Wonder Material

It is perhaps unnecessary to remark on how excited many materials scientists, chemists, engineers, and futurologists are about the possibilities for novel technology that might emerge from the discovery of graphene – the “monolayer form” of the carbon allotrope graphite. Suffice to say, however, that it is repeatedly described as a record-breaking, superstrong wonder material with physical, chemical and optoelectronic properties that may well lead to the next generation of adaptable structural composites, energy-converting catalytic membranes, and much more.

Moreover, it is hailed repeatedly as the natural successor for silicon in the computer age. The graphene story will unfold in the coming decades and we will learn of its promise fulfilled as the devices and gadgets founded on laboratory science emerge from industrial startups and fabrication plants. Before then, however, there is the small problem of making this material efficiently and effectively in a form that is amenable to further processing.

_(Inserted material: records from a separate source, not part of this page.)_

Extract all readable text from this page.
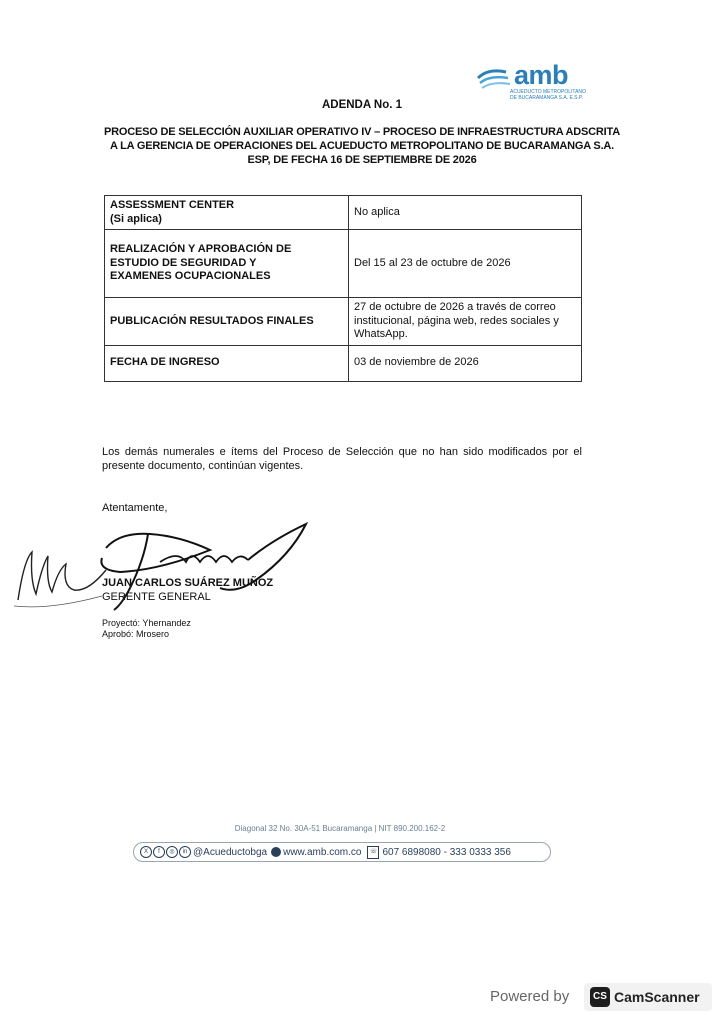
amb
ACUEDUCTO METROPOLITANO DE BUCARAMANGA S.A. E.S.P.
ADENDA No. 1
PROCESO DE SELECCIÓN AUXILIAR OPERATIVO IV – PROCESO DE INFRAESTRUCTURA ADSCRITA A LA GERENCIA DE OPERACIONES DEL ACUEDUCTO METROPOLITANO DE BUCARAMANGA S.A. ESP, DE FECHA 16 DE SEPTIEMBRE DE 2026
ASSESSMENT CENTER
(Si aplica)	No aplica

REALIZACIÓN Y APROBACIÓN DE
ESTUDIO DE SEGURIDAD Y
EXAMENES OCUPACIONALES	Del 15 al 23 de octubre de 2026
PUBLICACIÓN RESULTADOS FINALES	27 de octubre de 2026 a través de correo institucional, página web, redes sociales y WhatsApp.
FECHA DE INGRESO	03 de noviembre de 2026
Los demás numerales e ítems del Proceso de Selección que no han sido modificados por el presente documento, continúan vigentes.
Atentamente,
JUAN CARLOS SUÁREZ MUÑOZ
GERENTE GENERAL
Proyectó: Yhernandez
Aprobó: Mrosero
Diagonal 32 No. 30A-51 Bucaramanga | NIT 890.200.162-2
X	f	◎	in @Acueductobga www.amb.com.co	☏ 607 6898080 - 333 0333 356
Powered by	CS CamScanner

Back in 1947, the properties of a hypothetical form of graphite just one atom thick and resembling the pattern of chicken-wire fencing was discussed by theoretical physicist Philip Russell Wallace. Chemist Hanns-Peter Boehm and colleagues were first to isolate, identify and define graphene in 1961. Although, weirdly, the 2010 Nobel Prize went to two physicists at Manchester University, UK, Andre Geim and Konstantin Novoselov, for their working on graphene their having peeled off the material from graphite with sticky tape.

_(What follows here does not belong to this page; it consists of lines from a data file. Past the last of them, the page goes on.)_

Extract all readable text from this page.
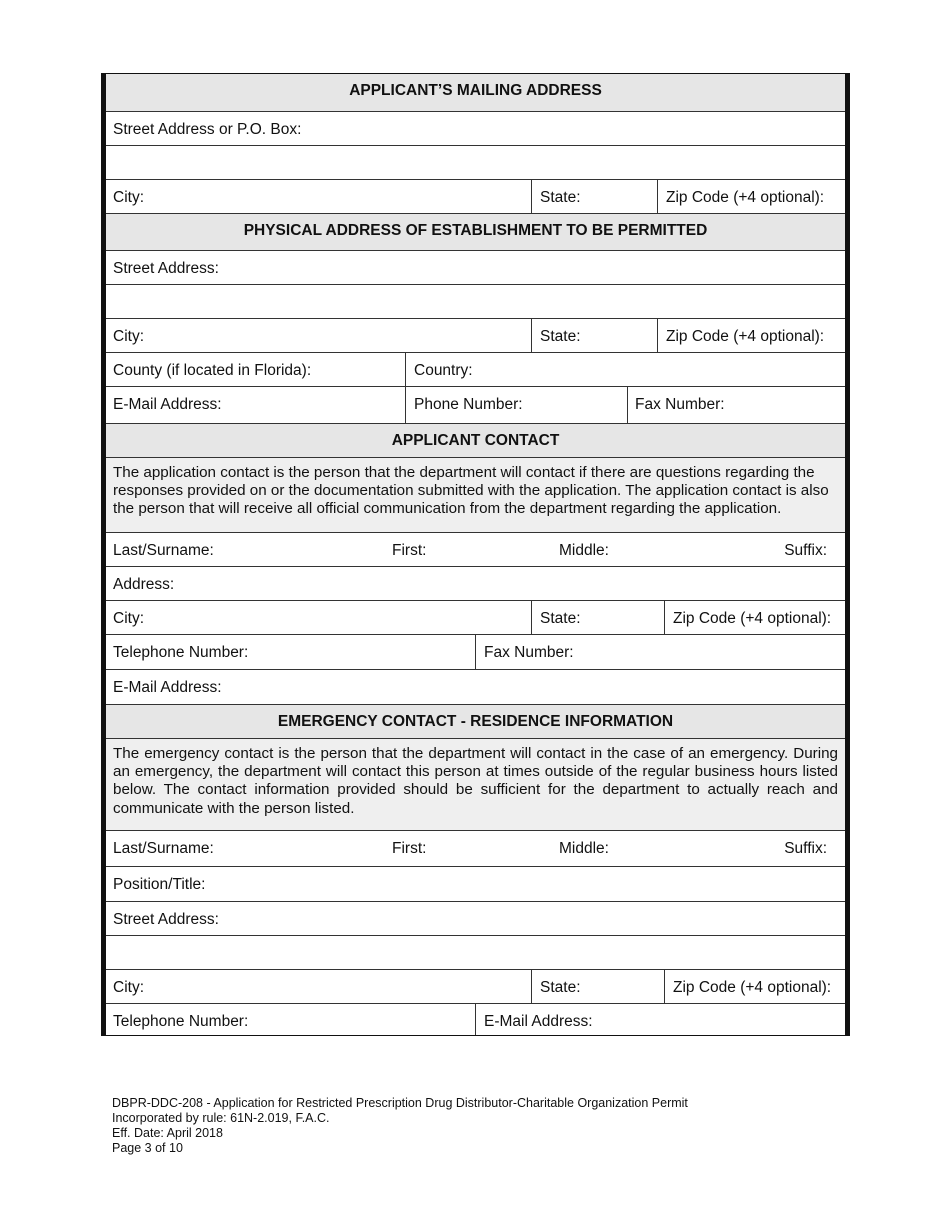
APPLICANT’S MAILING ADDRESS
Street Address or P.O. Box:
City:	State:	Zip Code (+4 optional):
PHYSICAL ADDRESS OF ESTABLISHMENT TO BE PERMITTED
Street Address:
City:	State:	Zip Code (+4 optional):
County (if located in Florida):	Country:
E-Mail Address:	Phone Number:	Fax Number:
APPLICANT CONTACT
The application contact is the person that the department will contact if there are questions regarding the responses provided on or the documentation submitted with the application. The application contact is also the person that will receive all official communication from the department regarding the application.
Last/Surname:	First:	Middle:	Suffix:
Address:
City:	State:	Zip Code (+4 optional):
Telephone Number:	Fax Number:
E-Mail Address:
EMERGENCY CONTACT - RESIDENCE INFORMATION
The emergency contact is the person that the department will contact in the case of an emergency. During an emergency, the department will contact this person at times outside of the regular business hours listed below. The contact information provided should be sufficient for the department to actually reach and communicate with the person listed.
Last/Surname:	First:	Middle:	Suffix:
Position/Title:
Street Address:
City:	State:	Zip Code (+4 optional):
Telephone Number:	E-Mail Address:
DBPR-DDC-208 - Application for Restricted Prescription Drug Distributor-Charitable Organization Permit
Incorporated by rule: 61N-2.019, F.A.C.
Eff. Date: April 2018
Page 3 of 10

Today, epitaxial growth by chemical vapor deposition (CVD) is considered the most likely candidate for mass production of graphene, involving, as it does, deposition of an ordered layer of carbon atoms from the vapor phase on to a suitable substrate. At least it was, until German scientists put their finger on a novel idea …

Graphene Synthesis

Frank Müller, Samuel Grandthyll, and Karin Jacobs of Saarland University, Saarbrücken, Germany, and Stefan Gsell, Michael Weinl, and Matthias Schreck of the University of Augsburg, Germany, cite a study by Ruan et al. [1] in which it was proved that for CVD almost anything can act as an organic carbon source – sugar, cookie crumbs, even chocolate. The process of molecular beam epitaxy would release the carbon atoms from these unusual starting materials. However, CVD is an expensive and unwieldy technique. Liquids rather than vapors are so much easier to handle and they can deposit on to metal surfaces a prerequisite for many of the plans for graphene.

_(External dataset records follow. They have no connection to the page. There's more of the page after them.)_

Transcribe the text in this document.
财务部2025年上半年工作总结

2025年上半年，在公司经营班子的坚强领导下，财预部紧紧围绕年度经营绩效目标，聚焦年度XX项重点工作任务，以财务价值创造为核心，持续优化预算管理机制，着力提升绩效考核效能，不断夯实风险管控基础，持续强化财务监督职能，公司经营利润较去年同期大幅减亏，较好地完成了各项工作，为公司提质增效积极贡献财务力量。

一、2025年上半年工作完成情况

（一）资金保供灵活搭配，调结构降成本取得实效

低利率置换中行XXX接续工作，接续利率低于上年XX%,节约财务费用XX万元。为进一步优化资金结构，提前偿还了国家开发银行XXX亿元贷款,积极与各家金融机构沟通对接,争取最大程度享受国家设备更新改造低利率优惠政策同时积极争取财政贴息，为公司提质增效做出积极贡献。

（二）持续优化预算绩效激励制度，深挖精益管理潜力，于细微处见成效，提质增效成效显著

The German team has now discovered that rather than depositing carbon from the vapor phase, epitaxial growth of a graphene monolayer is also possible using a human fingerprint as a liquid precursor. One might imagine that such a heterogeneous mixture of oils, water, proteins, salts and other substances might not offer a sufficiently uniform precursor.
Nevertheless, strange as it may seem, the researchers have now demonstrated that liquid precursor deposition (LPD) from fingerprints, a heterogeneous liquid, makes well ordered graphene layers on transition metal surfaces.
Their tests demonstrate that the purity and homogeneity of the resulting graphene layer is as high using a fingerprint as is possible with ultrapure single-compound synthetic precursors including acetone and acetaldehyde.

Müller and colleagues suggest that almost everything we need to know about the physical and chemical properties of graphene have now been ascertained and as the journal Nature reported [2], we are now at the quest stage, especially given a massive push from the European Commission graphene flagship, Gothenburg, Sweden, to develop graphene syntheses and applications.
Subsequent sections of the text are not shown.